The big news in the malware world this week was the spread of a new zero day exploit for Internet Explorer. Microsoft responded fairly quickly, releasing an emergency patch yesterday, but meanwhile, the bad guys were working quickly to hack websites so they could deliver password-stealing malware onto users’ vulnerable machines via drive-by download.

To me, this highlights a trend that the security community has been seeing more lately: very rapid distribution of exploits for applications that haven’t been patched or that have just recently been patched. This is all enabled through the ability of malicious actors to quickly deploy the exploit code through the use of botnets, spam, and vulnerable websites.

In turn, this trend points out the insufficiency of "being careful" as a defense against malware. Keeping your PC up to date and avoiding suspicious websites are important safety steps, but neither will protect a user from a legitimate website hosting a zero day drive-by exploit.

Security experts always talk about layers of security, and this is a great example of the importance of that. When you combine the defenses above with "just in time" warning messages about known badware websites, proactive AV scanning, and improved security architecture in the desktop OS and applications, a user has a reasonable chance of being protected from even new, fast-moving threats. Perhaps there’s still more that can be done. Public user warning systems, distributed intelligence gathering, and other new approaches to helping users avoid malware are on the horizon, and StopBadware looks forward to working with its partners and the rest of the community in our collective effort to fight back.

It’s been a busy week for declarations about how bad a problem malware and cyber security are. "Thieves Winning Online War, Maybe Even in Your Computer" declared the New York Times. "U.S. Is Losing Global Cyberwar, Commission Says," announced BusinessWeek, referring to a Center for Strategic and International Studies report that, among other things, concluded that "cybersecurity is now a major national security problem for the United States." And security firm F-Secure labeled 2008, "Another record breaking year in the growth of malicious software."
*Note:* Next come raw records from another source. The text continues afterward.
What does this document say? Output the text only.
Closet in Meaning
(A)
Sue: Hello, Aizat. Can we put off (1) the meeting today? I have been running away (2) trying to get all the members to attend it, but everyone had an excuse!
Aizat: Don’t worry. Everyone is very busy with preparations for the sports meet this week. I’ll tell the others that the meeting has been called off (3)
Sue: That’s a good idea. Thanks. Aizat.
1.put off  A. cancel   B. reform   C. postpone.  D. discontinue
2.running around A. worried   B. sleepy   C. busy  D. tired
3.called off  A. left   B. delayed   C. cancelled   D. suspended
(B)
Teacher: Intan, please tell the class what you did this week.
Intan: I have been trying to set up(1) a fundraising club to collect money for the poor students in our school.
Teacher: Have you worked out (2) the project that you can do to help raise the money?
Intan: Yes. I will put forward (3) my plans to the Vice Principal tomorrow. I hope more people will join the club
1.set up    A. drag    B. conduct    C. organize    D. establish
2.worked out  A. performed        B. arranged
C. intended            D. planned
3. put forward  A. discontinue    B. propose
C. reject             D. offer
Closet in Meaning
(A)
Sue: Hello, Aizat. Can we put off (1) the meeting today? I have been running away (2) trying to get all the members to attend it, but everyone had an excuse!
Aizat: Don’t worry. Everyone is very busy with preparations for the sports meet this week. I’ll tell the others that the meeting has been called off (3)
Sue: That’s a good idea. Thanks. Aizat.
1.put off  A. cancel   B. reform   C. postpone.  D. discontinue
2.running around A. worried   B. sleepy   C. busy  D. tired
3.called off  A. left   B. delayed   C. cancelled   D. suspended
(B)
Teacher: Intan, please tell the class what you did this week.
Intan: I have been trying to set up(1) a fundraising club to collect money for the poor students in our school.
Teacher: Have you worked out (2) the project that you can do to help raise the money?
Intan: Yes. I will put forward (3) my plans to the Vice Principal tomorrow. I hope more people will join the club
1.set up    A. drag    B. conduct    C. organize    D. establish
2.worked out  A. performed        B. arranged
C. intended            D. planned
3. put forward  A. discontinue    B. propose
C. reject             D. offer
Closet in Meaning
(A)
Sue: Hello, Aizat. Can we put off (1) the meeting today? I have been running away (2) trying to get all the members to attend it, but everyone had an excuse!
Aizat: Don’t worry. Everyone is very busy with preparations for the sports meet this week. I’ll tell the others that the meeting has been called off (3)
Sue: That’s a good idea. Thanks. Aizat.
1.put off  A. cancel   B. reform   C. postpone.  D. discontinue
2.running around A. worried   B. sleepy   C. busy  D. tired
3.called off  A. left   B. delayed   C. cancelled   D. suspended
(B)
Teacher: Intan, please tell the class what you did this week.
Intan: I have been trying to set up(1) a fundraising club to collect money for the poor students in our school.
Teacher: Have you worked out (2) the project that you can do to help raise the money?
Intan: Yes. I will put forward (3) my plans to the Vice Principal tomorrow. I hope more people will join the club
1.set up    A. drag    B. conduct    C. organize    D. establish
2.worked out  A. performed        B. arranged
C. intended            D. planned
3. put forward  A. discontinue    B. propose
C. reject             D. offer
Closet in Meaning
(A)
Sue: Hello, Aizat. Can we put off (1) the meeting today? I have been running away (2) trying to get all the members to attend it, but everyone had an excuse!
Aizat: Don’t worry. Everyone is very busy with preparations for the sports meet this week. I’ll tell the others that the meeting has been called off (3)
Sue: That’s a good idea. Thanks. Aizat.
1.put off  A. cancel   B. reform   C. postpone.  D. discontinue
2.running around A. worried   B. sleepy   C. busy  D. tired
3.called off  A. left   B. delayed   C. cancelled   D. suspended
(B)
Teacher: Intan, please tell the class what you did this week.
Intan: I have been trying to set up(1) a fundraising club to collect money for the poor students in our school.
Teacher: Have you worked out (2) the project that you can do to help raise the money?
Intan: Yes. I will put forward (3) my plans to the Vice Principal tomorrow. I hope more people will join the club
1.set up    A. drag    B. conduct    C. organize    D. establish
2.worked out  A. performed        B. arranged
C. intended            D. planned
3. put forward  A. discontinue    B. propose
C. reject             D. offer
Unfortunately, there is some justification for the negativity. There is plenty of evidence that malware has become more technically sophisticated, that the criminal underground has become more developed, and that botnets can be effectively harnessed for targeted attacks against critical resources. We must, as a society, take these threats seriously and work collaboratively to address them.

That said, there is also reason for optimism. All three major U.S.-based search engines (Google, Yahoo!, Microsoft Live) now provide proactive warnings to users about known malware (and, in some cases, phishing) sites. So does the second most popular web browser (Firefox), and Internet Explorer is integrating such a feature in its next release. In the U.S. and Europe, public outreach campaigns have started to make users aware of the dangers of phishing, even as the messaging industry has worked together to reduce the amount of spam that reaches users’ inboxes. Law enforcement has recently busted some large Internet fraud rings, even as independent security researchers have brought down hosting providers and registrars alleged to have been complicit in harboring dangerous websites.

Even with these successes, we have a long way to go. This will require cooperation and communication, at unprecedented levels, amongst businesses, governments, security researchers, and the general public. It will also require StopBadware.org and others to continue innovating in how we harness the power of the Internet to help preserve what’s great about the Internet.

Ryan Naraine at the ZDNet Zero Day blog reports on a study by Secunia indicating that most (98%) of Windows-based PCs have at least one insecure (i.e., unpatched) application. As explained on the Secunia blog:

By "insecure program" it is understood, that there is a newer version of the program available from the vendor that corrects one or more vulnerabilities, but the user have yet to install the secure version. A vulnerability in a program can be exploited by hackers to anything from compromising a PC, to automatically install trojans/viruses, to sniff out private information (passwords, credit cards information, etc.).

I don’t know that Secunia is right to extrapolate from their sample of 20,000 new users of the company’s Personal Software Inspector (PSI) software to the entire population of the Internet. They argue that their customers are likely to be more security-conscious than average, but it seems likely that they’re also people who have reason to think they have vulnerable applications on their computers. Still, it’s a concerning number, and it emphasizes the need for software vendors to make security updates easy and safe for users. This includes separating the update process for important bug and security fixes, which nearly all users should be installing, from product upgrades and cross-promoted applications.

I also want to challenge Secunia’s assertion that "your anti-virus will not protect you from the security threats of vulnerabilities." While it is certainly true that AV software (or any other software, for that matter) won’t protect you from all threats, one of the reasons for using AV software is to provide an additional layer of defense against attacks that exploit unknown or unpatched vulnerabilities.